Bevacizumab plus temsirolimus as second-line treatment for advanced hepatocellular carcinoma (HCC).

Abstract

e14567 Background: The mTOR pathway has a central role in HCC not only in the tumor growth but also in the insulin driven hepatocarcinogenesis and is reported activated in 40-50% of HCC patients. Temsirolimus is an mTOR inhibitor with proven efficacy in renal cell carcinoma. The angiogenesis inhibitor bevacizumab has shown promising activity in HCC. Sorafenib represents the only drug with proven efficacy in HCC but currently there is no standard 2nd line treatment for patients who progress on sorafenib. Therefore, we performed a phase II study to determine the activity of a bevacizumab plus temsirolimus combination in second-line HCC. Methods: Patients who had progressed on sorafenib were eligible. Other eligibility criteria included ECOG PS 0-2 and Child- Pugh score A. The combination consisted of bevacizumab 10 mg/Kg plus temsirolimus 25 mg (total dose) given i.v. biweekly. After the enrolment of the 1/3 of the preplanned 40 patients (n=13) an interim analysis had to be performed to evaluate biologic activity. Biologic activity was defined either as a partial response by RECIST criteria or a > 50% decline in AFP in at least 2 of 13 patients. An expanded panel of possible biomarkers of response including VEGF, HGF, FGFb, TSP-1 and others, were measured at baseline. Results: The median age of the first 13 patients was 67 years (53-79 years) . The patients performace status was 0 (n=3), 1 (n=4) and 2 (n=6) and 11 of 13 patients had extrahepatic disease. Four patients had radiographic partial responses and five patients had > 50% reduction in AFP. Seven patients (53,8%) showed bioactivity. It is of note that two of them experiencing durable and long lasting partial remissions of 20 and 16 months respectively are still on treatment.
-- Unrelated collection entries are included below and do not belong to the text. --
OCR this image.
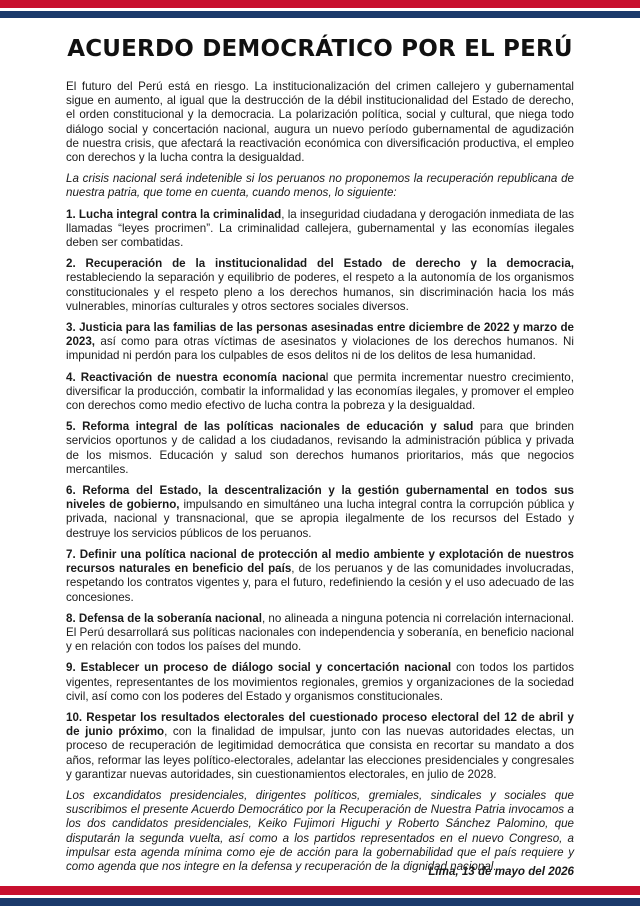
ACUERDO DEMOCRÁTICO POR EL PERÚ

El futuro del Perú está en riesgo. La institucionalización del crimen callejero y gubernamental sigue en aumento, al igual que la destrucción de la débil institucionalidad del Estado de derecho, el orden constitucional y la democracia. La polarización política, social y cultural, que niega todo diálogo social y concertación nacional, augura un nuevo período gubernamental de agudización de nuestra crisis, que afectará la reactivación económica con diversificación productiva, el empleo con derechos y la lucha contra la desigualdad.

La crisis nacional será indetenible si los peruanos no proponemos la recuperación republicana de nuestra patria, que tome en cuenta, cuando menos, lo siguiente:

1. Lucha integral contra la criminalidad, la inseguridad ciudadana y derogación inmediata de las llamadas “leyes procrimen”. La criminalidad callejera, gubernamental y las economías ilegales deben ser combatidas.

2. Recuperación de la institucionalidad del Estado de derecho y la democracia, restableciendo la separación y equilibrio de poderes, el respeto a la autonomía de los organismos constitucionales y el respeto pleno a los derechos humanos, sin discriminación hacia los más vulnerables, minorías culturales y otros sectores sociales diversos.

3. Justicia para las familias de las personas asesinadas entre diciembre de 2022 y marzo de 2023, así como para otras víctimas de asesinatos y violaciones de los derechos humanos. Ni impunidad ni perdón para los culpables de esos delitos ni de los delitos de lesa humanidad.

4. Reactivación de nuestra economía nacional que permita incrementar nuestro crecimiento, diversificar la producción, combatir la informalidad y las economías ilegales, y promover el empleo con derechos como medio efectivo de lucha contra la pobreza y la desigualdad.

5. Reforma integral de las políticas nacionales de educación y salud para que brinden servicios oportunos y de calidad a los ciudadanos, revisando la administración pública y privada de los mismos. Educación y salud son derechos humanos prioritarios, más que negocios mercantiles.

6. Reforma del Estado, la descentralización y la gestión gubernamental en todos sus niveles de gobierno, impulsando en simultáneo una lucha integral contra la corrupción pública y privada, nacional y transnacional, que se apropia ilegalmente de los recursos del Estado y destruye los servicios públicos de los peruanos.

7. Definir una política nacional de protección al medio ambiente y explotación de nuestros recursos naturales en beneficio del país, de los peruanos y de las comunidades involucradas, respetando los contratos vigentes y, para el futuro, redefiniendo la cesión y el uso adecuado de las concesiones.

8. Defensa de la soberanía nacional, no alineada a ninguna potencia ni correlación internacional. El Perú desarrollará sus políticas nacionales con independencia y soberanía, en beneficio nacional y en relación con todos los países del mundo.

9. Establecer un proceso de diálogo social y concertación nacional con todos los partidos vigentes, representantes de los movimientos regionales, gremios y organizaciones de la sociedad civil, así como con los poderes del Estado y organismos constitucionales.

10. Respetar los resultados electorales del cuestionado proceso electoral del 12 de abril y de junio próximo, con la finalidad de impulsar, junto con las nuevas autoridades electas, un proceso de recuperación de legitimidad democrática que consista en recortar su mandato a dos años, reformar las leyes político-electorales, adelantar las elecciones presidenciales y congresales y garantizar nuevas autoridades, sin cuestionamientos electorales, en julio de 2028.

Los excandidatos presidenciales, dirigentes políticos, gremiales, sindicales y sociales que suscribimos el presente Acuerdo Democrático por la Recuperación de Nuestra Patria invocamos a los dos candidatos presidenciales, Keiko Fujimori Higuchi y Roberto Sánchez Palomino, que disputarán la segunda vuelta, así como a los partidos representados en el nuevo Congreso, a impulsar esta agenda mínima como eje de acción para la gobernabilidad que el país requiere y como agenda que nos integre en la defensa y recuperación de la dignidad nacional.

Lima, 13 de mayo del 2026
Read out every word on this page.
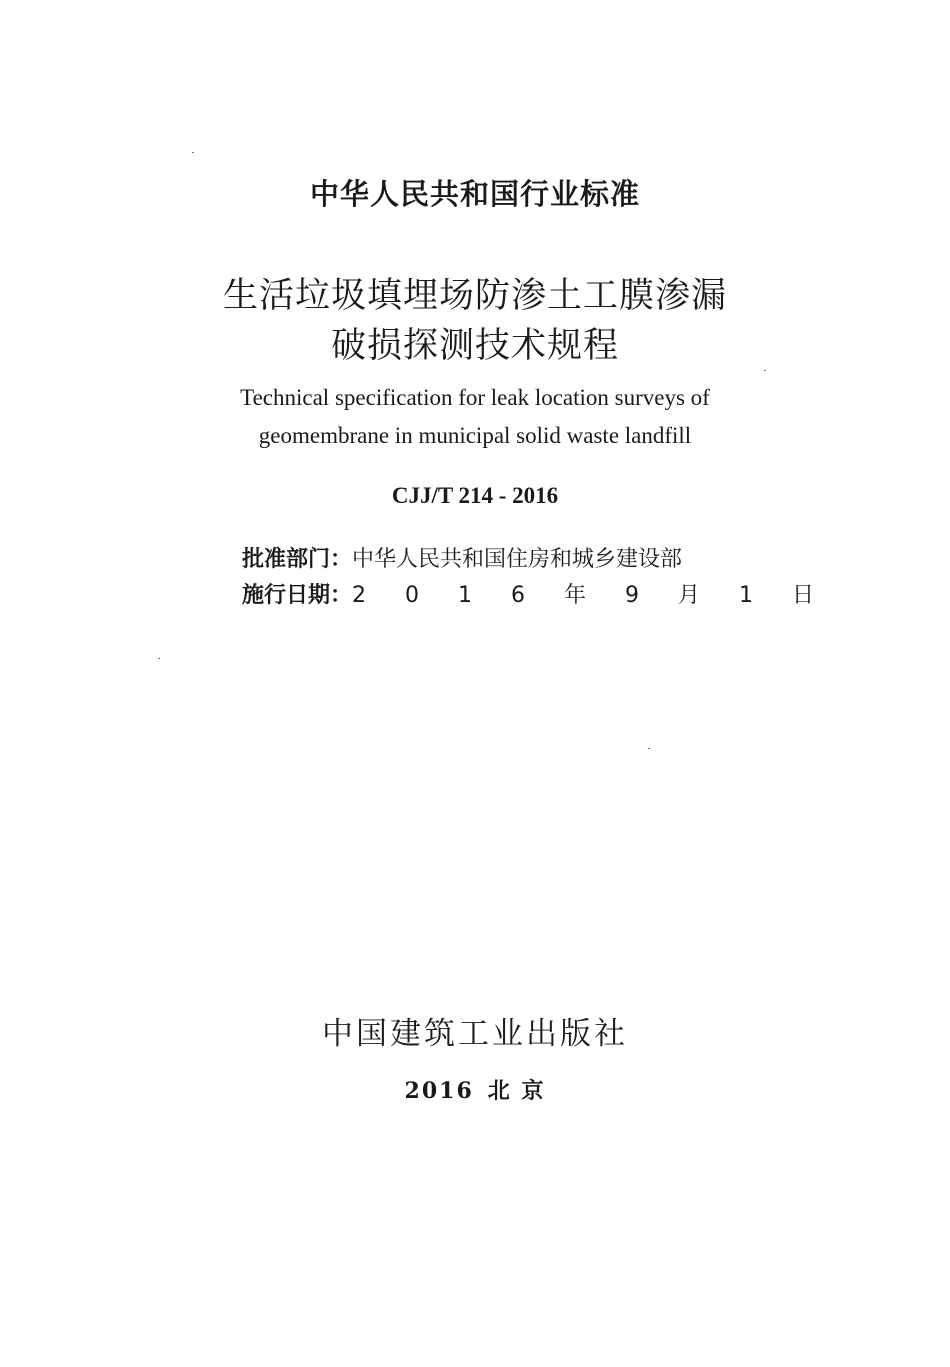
中华人民共和国行业标准
生活垃圾填埋场防渗土工膜渗漏
破损探测技术规程
Technical specification for leak location surveys of
geomembrane in municipal solid waste landfill
CJJ/T 214 - 2016
批准部门：中华人民共和国住房和城乡建设部
施行日期：2 0 1 6 年 9 月 1 日
中国建筑工业出版社
2016 北 京
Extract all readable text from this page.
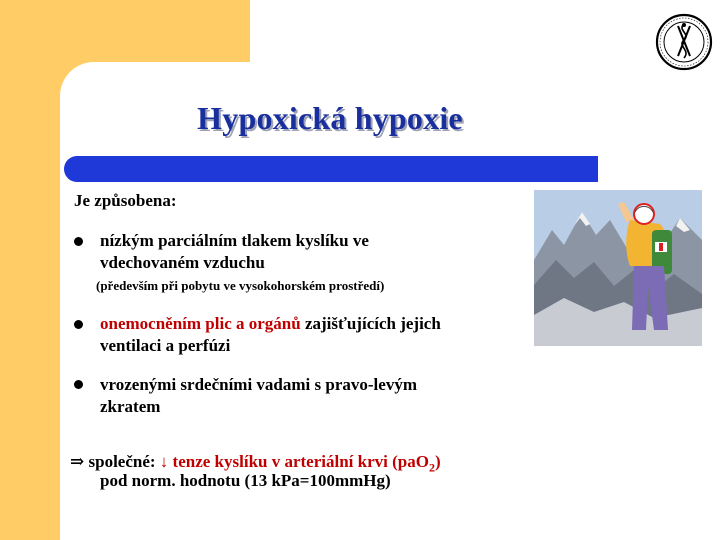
Hypoxická hypoxie
Je způsobena:
nízkým parciálním tlakem kyslíku ve
vdechovaném vzduchu
(především při pobytu ve vysokohorském prostředí)
onemocněním plic a orgánů zajišťujících jejich
ventilaci a perfúzi
vrozenými srdečními vadami s pravo-levým
zkratem
⇒ společné: ↓ tenze kyslíku v arteriální krvi (paO$_2$)
pod norm. hodnotu (13 kPa=100mmHg)
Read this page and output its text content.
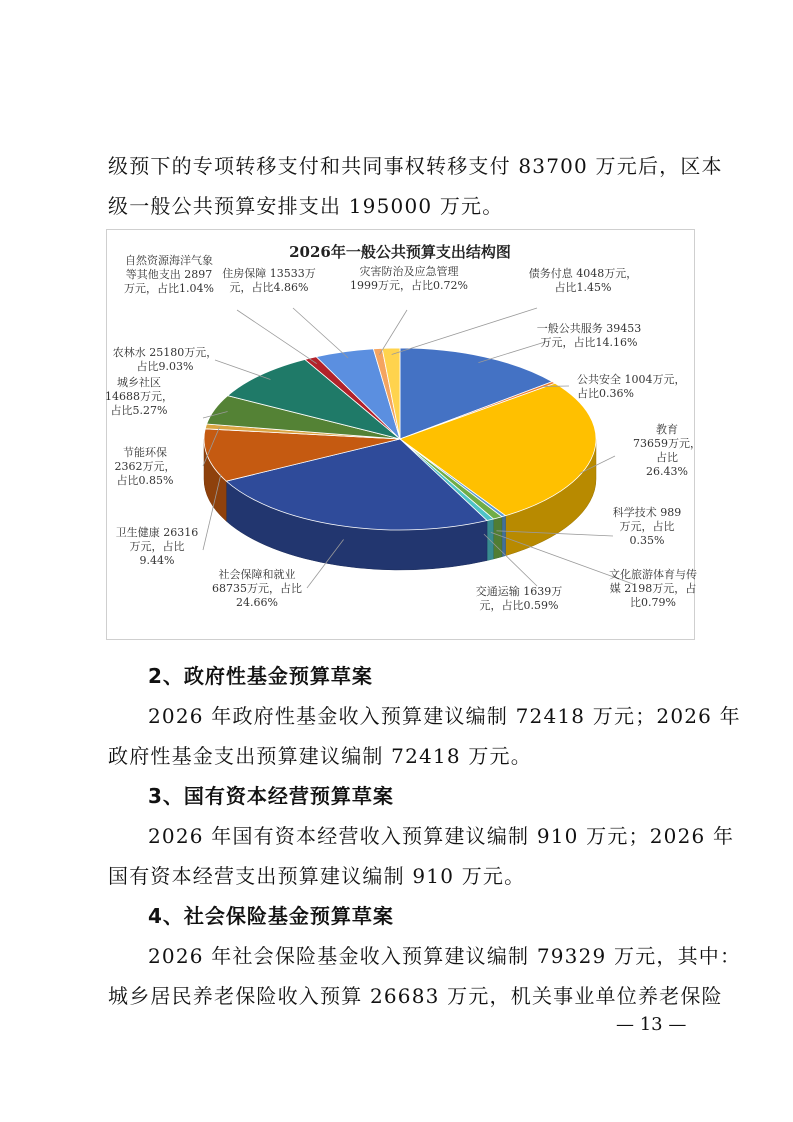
级预下的专项转移支付和共同事权转移支付 83700 万元后，区本
级一般公共预算安排支出 195000 万元。
2026年一般公共预算支出结构图
一般公共服务 39453 万元，占比14.16%
公共安全 1004万元，占比0.36%
教育 73659万元，占比 26.43%
科学技术 989 万元，占比 0.35%
文化旅游体育与传媒 2198万元，占比0.79%
交通运输 1639万元，占比0.59%
社会保障和就业 68735万元，占比 24.66%
卫生健康 26316 万元，占比 9.44%
节能环保 2362万元，占比0.85%
城乡社区 14688万元，占比5.27%
农林水 25180万元，占比9.03%
自然资源海洋气象等其他支出 2897 万元，占比1.04%
住房保障 13533万元，占比4.86%
灾害防治及应急管理 1999万元，占比0.72%
债务付息 4048万元，占比1.45%
2、政府性基金预算草案
2026 年政府性基金收入预算建议编制 72418 万元；2026 年
政府性基金支出预算建议编制 72418 万元。
3、国有资本经营预算草案
2026 年国有资本经营收入预算建议编制 910 万元；2026 年
国有资本经营支出预算建议编制 910 万元。
4、社会保险基金预算草案
2026 年社会保险基金收入预算建议编制 79329 万元，其中：
城乡居民养老保险收入预算 26683 万元，机关事业单位养老保险
— 13 —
One patient developed reversible posterior leycoencephalopathy syndrome (Grade 4 ) and one grade 4 hypertension. Grade 3 non-hematologic toxicities included hyperglycemia (n=3), hyperlipidemia (n=2), diarrhea (n=2) and infection (n=2). Conclusions: The combination of bevacizumab plus temsirolimus is well tolerated with encouraging activity. The study's preplanned criteria for activity have been met and the study continues accrual.